--Enfin, dit Suzon comme pour chasser une idée importune, oublions cela; nous travaillerons un peu plus, voilà tout. On peut être heureux sans argent, n'est-ce pas, Anselme, quand on s'aime? ajouta-t-elle en rougissant de plus en plus.
--Sans doute, reprit le jeune homme évidemment embarrassé; quand on s'aime, c'est beaucoup.
--Tu verras comme je suis vaillante à la besogne, dit la jeune fille en lui serrant la main.

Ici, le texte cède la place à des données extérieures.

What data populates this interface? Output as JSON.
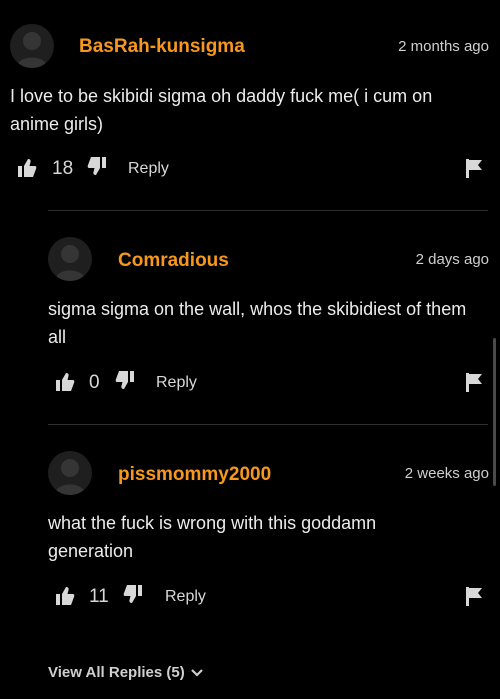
{
  "comments": [
    {
      "username": "BasRah-kunsigma",
      "timestamp": "2 months ago",
      "text": "I love to be skibidi sigma oh daddy fuck me( i cum on anime girls)",
      "likes": "18",
      "reply_label": "Reply"
    },
    {
      "username": "Comradious",
      "timestamp": "2 days ago",
      "text": "sigma sigma on the wall, whos the skibidiest of them all",
      "likes": "0",
      "reply_label": "Reply"
    },
    {
      "username": "pissmommy2000",
      "timestamp": "2 weeks ago",
      "text": "what the fuck is wrong with this goddamn generation",
      "likes": "11",
      "reply_label": "Reply"
    }
  ],
  "view_all_replies": "View All Replies (5)",
  "colors": {
    "username": "#f7971d",
    "background": "#000000"
  },
  "icons": [
    "avatar-placeholder-icon",
    "thumbs-up-icon",
    "thumbs-down-icon",
    "flag-icon",
    "chevron-down-icon"
  ]
}
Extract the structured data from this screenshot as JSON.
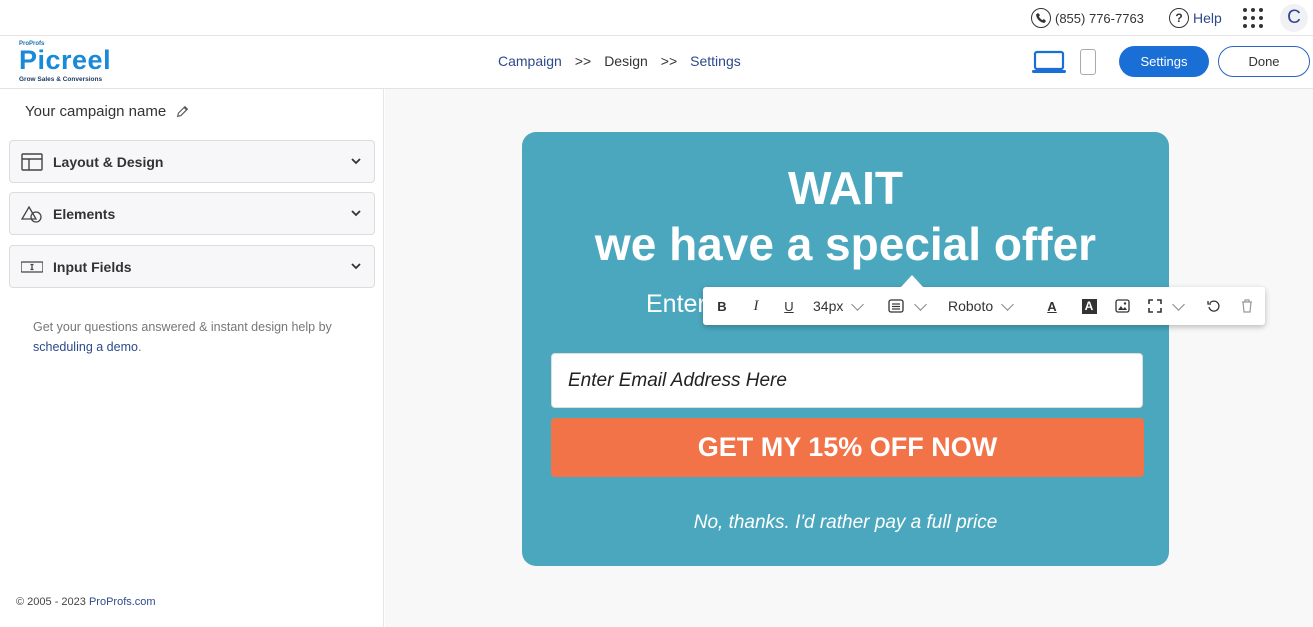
{
  "topbar": {
    "phone": "(855) 776-7763",
    "help": "Help",
    "avatar_initial": "C"
  },
  "header": {
    "logo_top": "ProProfs",
    "logo_name": "Picreel",
    "logo_tagline": "Grow Sales & Conversions",
    "breadcrumbs": [
      "Campaign",
      ">>",
      "Design",
      ">>",
      "Settings"
    ],
    "settings_label": "Settings",
    "done_label": "Done"
  },
  "sidebar": {
    "campaign_name": "Your campaign name",
    "sections": [
      {
        "label": "Layout & Design",
        "icon": "layout-icon"
      },
      {
        "label": "Elements",
        "icon": "shapes-icon"
      },
      {
        "label": "Input Fields",
        "icon": "input-field-icon"
      }
    ],
    "help_text": "Get your questions answered & instant design help by",
    "help_link": "scheduling a demo",
    "help_suffix": ".",
    "footer_text": "© 2005 - 2023",
    "footer_link": "ProProfs.com"
  },
  "popup": {
    "heading_line1": "WAIT",
    "heading_line2": "we have a special offer",
    "subheading_visible": "Enter",
    "email_placeholder": "Enter Email Address Here",
    "cta_label": "GET MY 15% OFF NOW",
    "decline_label": "No, thanks. I'd rather pay a full price",
    "bg_color": "#4ba7be",
    "cta_color": "#f27348"
  },
  "toolbar": {
    "bold": "B",
    "italic": "I",
    "underline": "U",
    "font_size": "34px",
    "font_family": "Roboto",
    "text_color_glyph": "A",
    "bg_color_glyph": "A"
  }
}
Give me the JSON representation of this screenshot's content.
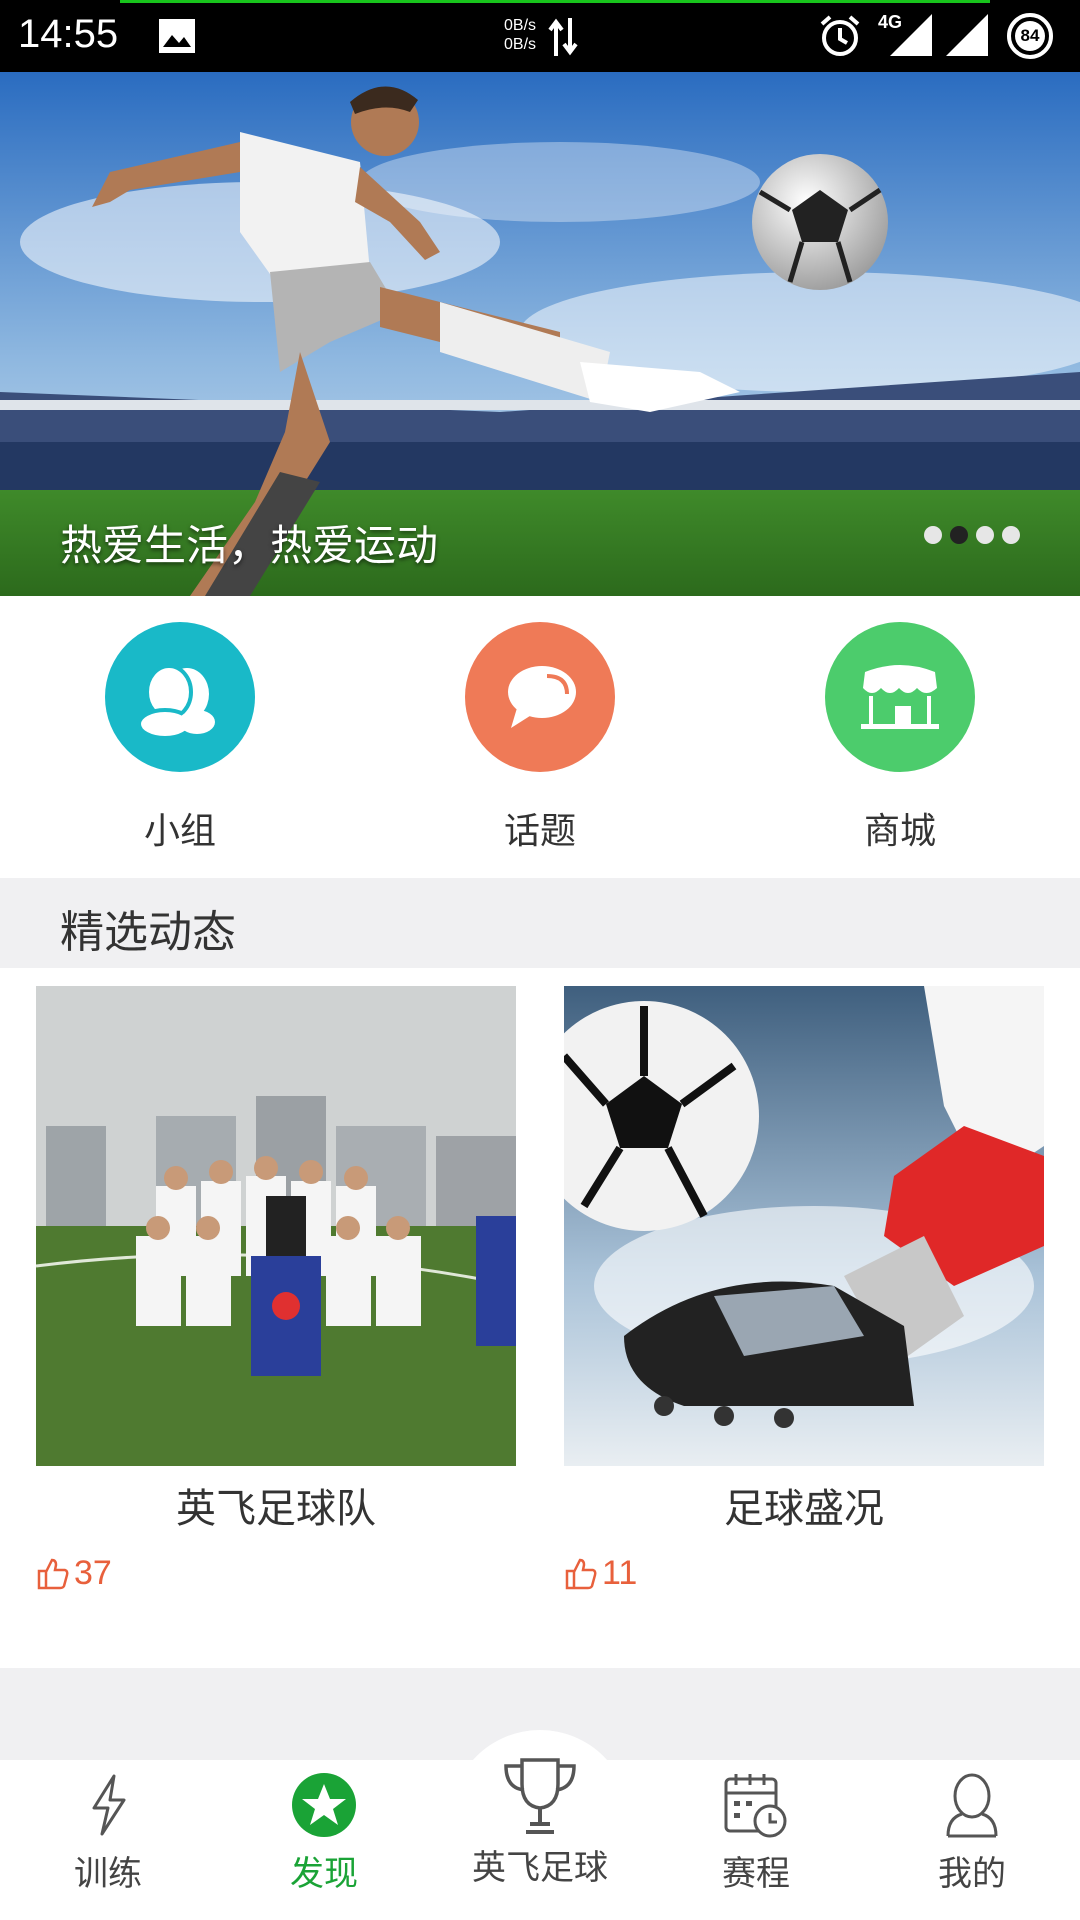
{
  "status_bar": {
    "time": "14:55",
    "net_up": "0B/s",
    "net_down": "0B/s",
    "network_type": "4G",
    "battery": "84",
    "icons": [
      "image-icon",
      "data-transfer-icon",
      "alarm-icon",
      "signal-4g-icon",
      "signal-icon",
      "battery-icon"
    ]
  },
  "banner": {
    "caption": "热爱生活，热爱运动",
    "dots": [
      false,
      true,
      false,
      false
    ]
  },
  "entries": [
    {
      "label": "小组",
      "icon": "group-icon",
      "color": "#19b9c8"
    },
    {
      "label": "话题",
      "icon": "chat-bubble-icon",
      "color": "#ef7a57"
    },
    {
      "label": "商城",
      "icon": "shop-icon",
      "color": "#4ccc6c"
    }
  ],
  "section": {
    "title": "精选动态"
  },
  "cards": [
    {
      "name": "英飞足球队",
      "likes": "37"
    },
    {
      "name": "足球盛况",
      "likes": "11"
    }
  ],
  "bottom_nav": {
    "items": [
      {
        "label": "训练",
        "icon": "lightning-icon",
        "active": false
      },
      {
        "label": "发现",
        "icon": "star-circle-icon",
        "active": true
      },
      {
        "label": "英飞足球",
        "icon": "trophy-icon",
        "active": false
      },
      {
        "label": "赛程",
        "icon": "calendar-clock-icon",
        "active": false
      },
      {
        "label": "我的",
        "icon": "person-icon",
        "active": false
      }
    ],
    "active_color": "#1aa336"
  }
}
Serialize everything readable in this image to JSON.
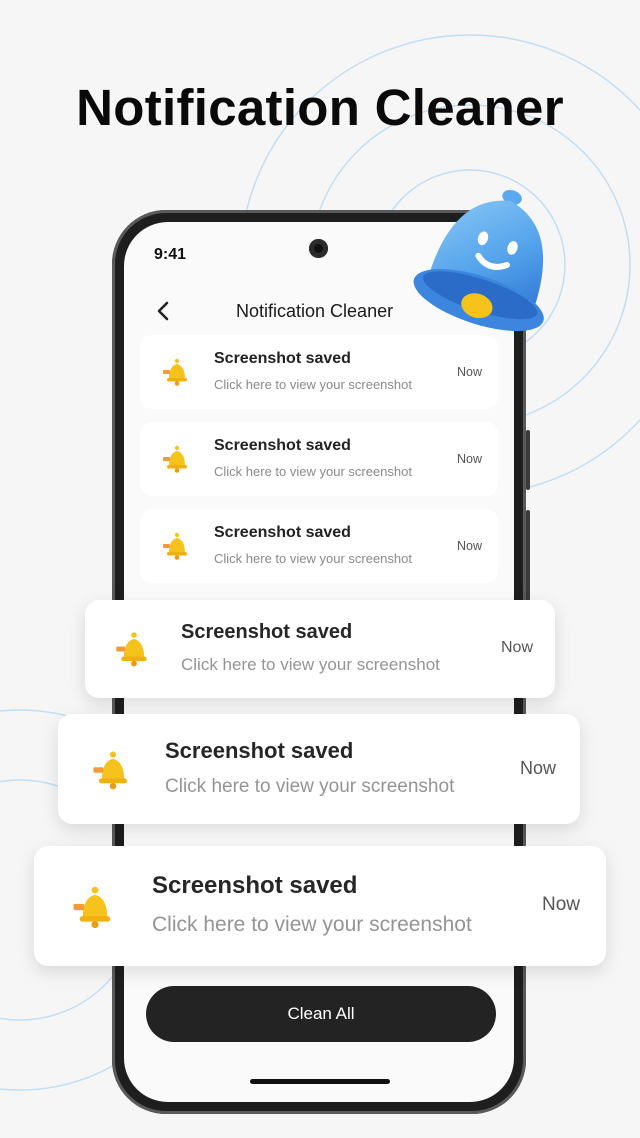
{
  "hero": {
    "title": "Notification Cleaner"
  },
  "status_bar": {
    "time": "9:41"
  },
  "app": {
    "title": "Notification Cleaner",
    "clean_button": "Clean All"
  },
  "notifications": [
    {
      "title": "Screenshot saved",
      "subtitle": "Click here to view your screenshot",
      "time": "Now"
    },
    {
      "title": "Screenshot saved",
      "subtitle": "Click here to view your screenshot",
      "time": "Now"
    },
    {
      "title": "Screenshot saved",
      "subtitle": "Click here to view your screenshot",
      "time": "Now"
    }
  ],
  "floating_notifications": [
    {
      "title": "Screenshot saved",
      "subtitle": "Click here to view your screenshot",
      "time": "Now"
    },
    {
      "title": "Screenshot saved",
      "subtitle": "Click here to view your screenshot",
      "time": "Now"
    },
    {
      "title": "Screenshot saved",
      "subtitle": "Click here to view your screenshot",
      "time": "Now"
    }
  ],
  "icons": {
    "back": "chevron-left-icon",
    "notification": "bell-icon",
    "mascot": "smiling-bell-icon"
  },
  "colors": {
    "accent_blue": "#5aa9ee",
    "bell_yellow": "#f6c21c",
    "button_dark": "#232323"
  }
}
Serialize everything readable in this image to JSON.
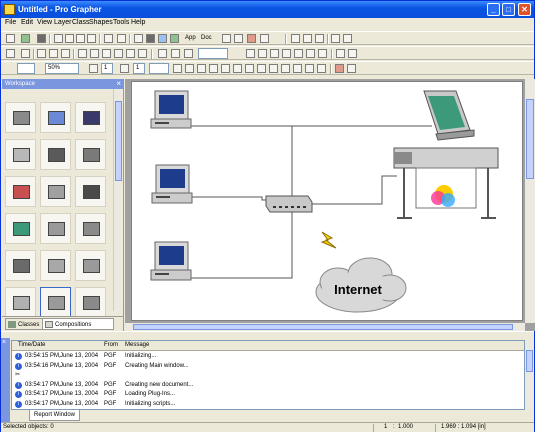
{
  "window": {
    "title": "Untitled - Pro Grapher"
  },
  "menu": [
    "File",
    "Edit",
    "View",
    "Layer",
    "Class",
    "Shapes",
    "Tools",
    "Help"
  ],
  "toolbar": {
    "app_label": "App",
    "doc_label": "Doc",
    "zoom_value": "50%",
    "line_width": "1",
    "line_width2": "1"
  },
  "workspace": {
    "title": "Workspace",
    "tabs": [
      "Classes",
      "Compositions"
    ],
    "items": [
      "workstation-pc",
      "desktop-pc",
      "laptop",
      "pda",
      "tower-server",
      "server-rack",
      "mainframe",
      "printer",
      "large-format-plotter",
      "flatbed-scanner",
      "network-hub",
      "fax-machine",
      "inkjet-printer",
      "router",
      "modem",
      "cd-drive",
      "external-drive",
      "tape-drive"
    ]
  },
  "diagram": {
    "label": "Internet",
    "nodes": [
      "pc-top",
      "pc-middle",
      "pc-bottom",
      "network-hub",
      "flatbed-scanner",
      "large-format-plotter",
      "internet-cloud",
      "lightning-bolt"
    ]
  },
  "report": {
    "tab": "Report Window",
    "columns": [
      "Time/Date",
      "From",
      "Message"
    ],
    "rows": [
      {
        "time": "03:54:15 PM,",
        "date": "June 13, 2004",
        "from": "PGF",
        "msg": "Initializing...",
        "icon": "info"
      },
      {
        "time": "03:54:16 PM,",
        "date": "June 13, 2004",
        "from": "PGF",
        "msg": "Creating Main window...",
        "icon": "info"
      },
      {
        "time": "",
        "date": "",
        "from": "",
        "msg": "",
        "icon": "scissors"
      },
      {
        "time": "03:54:17 PM,",
        "date": "June 13, 2004",
        "from": "PGF",
        "msg": "Creating new document...",
        "icon": "info"
      },
      {
        "time": "03:54:17 PM,",
        "date": "June 13, 2004",
        "from": "PGF",
        "msg": "Loading Plug-Ins...",
        "icon": "info"
      },
      {
        "time": "03:54:17 PM,",
        "date": "June 13, 2004",
        "from": "PGF",
        "msg": "Initializing scripts...",
        "icon": "info"
      }
    ]
  },
  "status": {
    "left": "Selected objects: 0",
    "scale_a": "1",
    "scale_sep": ":",
    "scale_b": "1.000",
    "coords": "1.969 : 1.094 [in]"
  }
}
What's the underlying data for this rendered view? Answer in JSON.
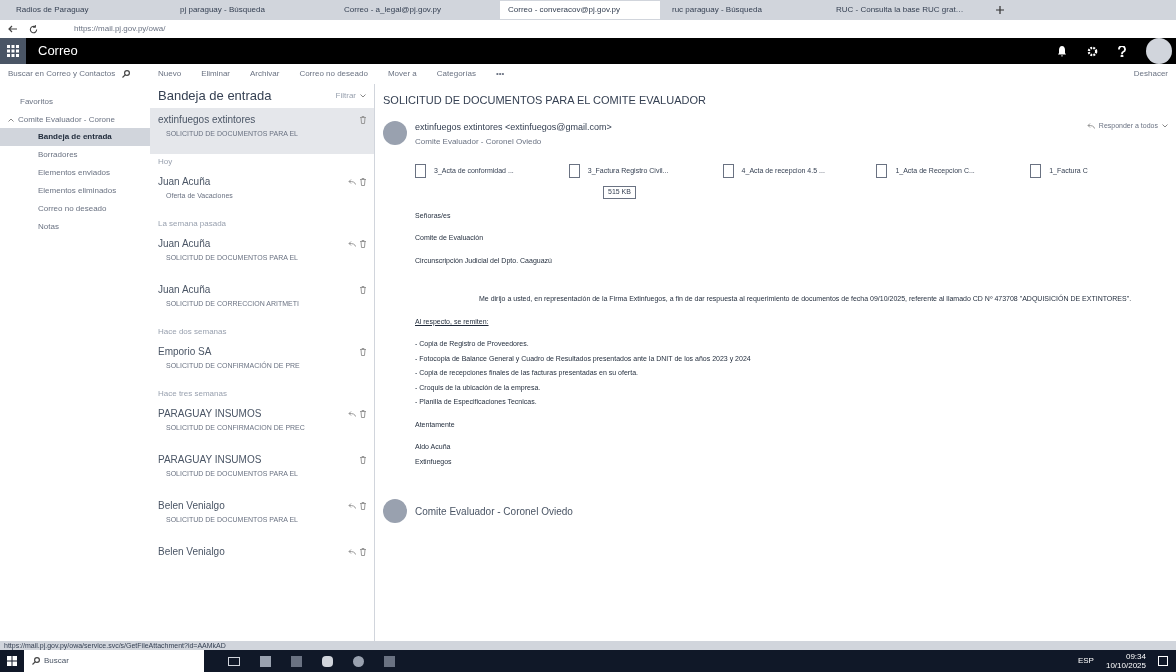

Aimer et travailler, c'est la vie!
--Oui, oui, dit Anselme, dont la contenance était de plus en plus empruntée, Aimer et travailler! mais un peu d'argent n'y gâte rien. Laisse-moi me retourner, et nous verrons.
Ces paroles agirent sur la jeune fille comme un brusque réveil après un songe caressant. Elle leva les yeux vers son fiancé, et d'une voix pleine d'angoisses:
--Nous verrons! s'écria-t-elle; qu'est-ce que cela veut dire?
Anselme se trouvait forcé dans ses derniers retranchements. Il eût voulu ménager le cœur de Suzon, et l'accoutumer par degrés à ce qu'elle allait entendre; mais l'entretien avait tourné d'une manière si brusque, qu'il ne lui était plus possible de reculer. Il prit les deux mains de la jeune fille et lui dit:
--Écoute, ma petite, il faut de la raison ici-bas. Je t'aime, tu le sais, et je n'en aime point d'autre; mais que veux-tu que nous fassions en ménage sans le premier liard pour le monter?
--O mon Dieu! mon Dieu! s'écria Suzon fondant en larmes.
--Un peu de bon sens, mignonne, un peu de bon sens. Ne pleure pas comme une Madeleine. Voyons, je t'en fais juge. Une supposition que nous voilà mariés. Tu travailles comme une lionne; moi, j'abats de la besogne à plaisir; c'est bien. Nous vivotons; il y a de quoi garnir le pot-au-feu. Tant qu'on se porte bien et qu'on n'est que deux, les choses vont. Mais qu'il vienne des enfants, et tu verras la misère fondre sur notre pauvre ménage.